The point of telling my personal investment story is to make the idea of remote land investing more complex and textured. It is not just about dollars and cents. In my case it resolved the issue of making a necessary pivot away from grape-based winemaking while not totally walking away from a sunk investment. The peace of mind that resolution gave me was priceless. I don't have to declare the farm startup a failure just yet. The sales taxes we spent to acquire the land will be coming back to the farm because it is "losing money" so that will help when tax season comes this year. Finally, I do think the price of lowbush blueberries will go up again and people will begin paying more for land with this incredible agricultural resource on it. Real estate prices in the nearby rural villages and towns are going up and could spread into the more remote areas we now own. My strategy for most of the acreage is to hold and improve and see what happens. I do want to dabble in developing some permaculture inspired vacant lots for sale.

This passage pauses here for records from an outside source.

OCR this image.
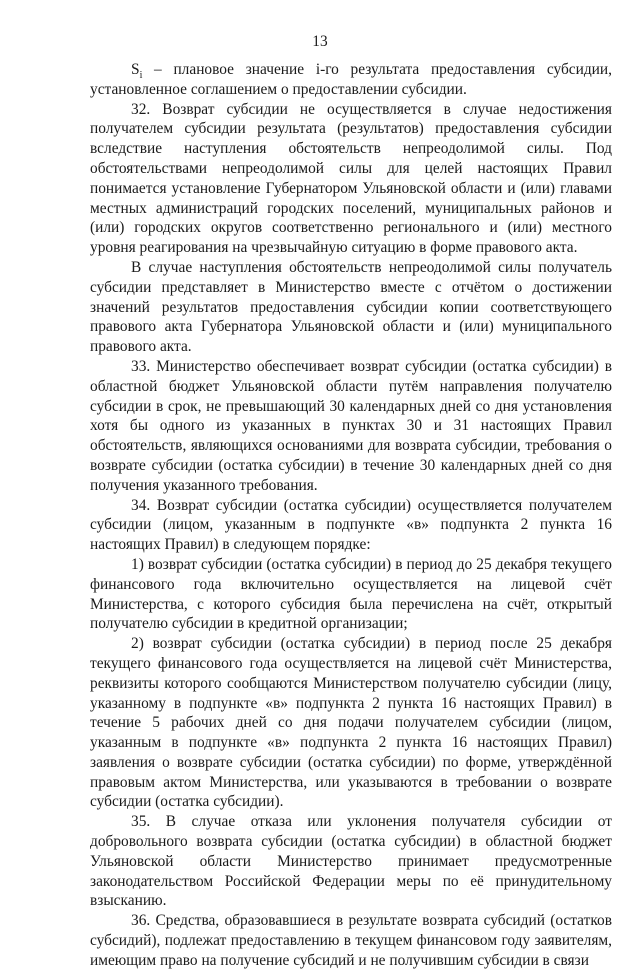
13

$S_i$ – плановое значение i-го результата предоставления субсидии, установленное соглашением о предоставлении субсидии.

32. Возврат субсидии не осуществляется в случае недостижения получателем субсидии результата (результатов) предоставления субсидии вследствие наступления обстоятельств непреодолимой силы. Под обстоятельствами непреодолимой силы для целей настоящих Правил понимается установление Губернатором Ульяновской области и (или) главами местных администраций городских поселений, муниципальных районов и (или) городских округов соответственно регионального и (или) местного уровня реагирования на чрезвычайную ситуацию в форме правового акта.

В случае наступления обстоятельств непреодолимой силы получатель субсидии представляет в Министерство вместе с отчётом о достижении значений результатов предоставления субсидии копии соответствующего правового акта Губернатора Ульяновской области и (или) муниципального правового акта.

33. Министерство обеспечивает возврат субсидии (остатка субсидии) в областной бюджет Ульяновской области путём направления получателю субсидии в срок, не превышающий 30 календарных дней со дня установления хотя бы одного из указанных в пунктах 30 и 31 настоящих Правил обстоятельств, являющихся основаниями для возврата субсидии, требования о возврате субсидии (остатка субсидии) в течение 30 календарных дней со дня получения указанного требования.

34. Возврат субсидии (остатка субсидии) осуществляется получателем субсидии (лицом, указанным в подпункте «в» подпункта 2 пункта 16 настоящих Правил) в следующем порядке:

1) возврат субсидии (остатка субсидии) в период до 25 декабря текущего финансового года включительно осуществляется на лицевой счёт Министерства, с которого субсидия была перечислена на счёт, открытый получателю субсидии в кредитной организации;

2) возврат субсидии (остатка субсидии) в период после 25 декабря текущего финансового года осуществляется на лицевой счёт Министерства, реквизиты которого сообщаются Министерством получателю субсидии (лицу, указанному в подпункте «в» подпункта 2 пункта 16 настоящих Правил) в течение 5 рабочих дней со дня подачи получателем субсидии (лицом, указанным в подпункте «в» подпункта 2 пункта 16 настоящих Правил) заявления о возврате субсидии (остатка субсидии) по форме, утверждённой правовым актом Министерства, или указываются в требовании о возврате субсидии (остатка субсидии).

35. В случае отказа или уклонения получателя субсидии от добровольного возврата субсидии (остатка субсидии) в областной бюджет Ульяновской области Министерство принимает предусмотренные законодательством Российской Федерации меры по её принудительному взысканию.

36. Средства, образовавшиеся в результате возврата субсидий (остатков субсидий), подлежат предоставлению в текущем финансовом году заявителям, имеющим право на получение субсидий и не получившим субсидии в связи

Here is a video of the blueberries used to make my 2018 vintage blueberry wines. A light phenomenon known as golden hour appears to kick in at the end of this video.

Black bears (Ursus americanus) also like wild lowbush blueberries (Vaccinium angustifolium) and may be a significant source of manure in the fields. I was in my truck when I encountered this black bear. This photo was from 2013 and was the last time I saw a black bear. I do see fresh scat in the blueberry fields so they are around. I intend to continue sharing the blueberry bounty with my wildlife neighbors.

black bear

Below are a couple of videos by the Pretty Archie band that I've been keeping my eye on. I had a chance to see them performing recently. Great show. I'm listening to alot of their music lately. Poor Boy is a bluegrassy song about having no money and the joy of drinking homemade wine with your girl. Also the pain of losing your girl because of the homemade wine.

Hardwood Floors is another song from the same recording session that is also worth a listen.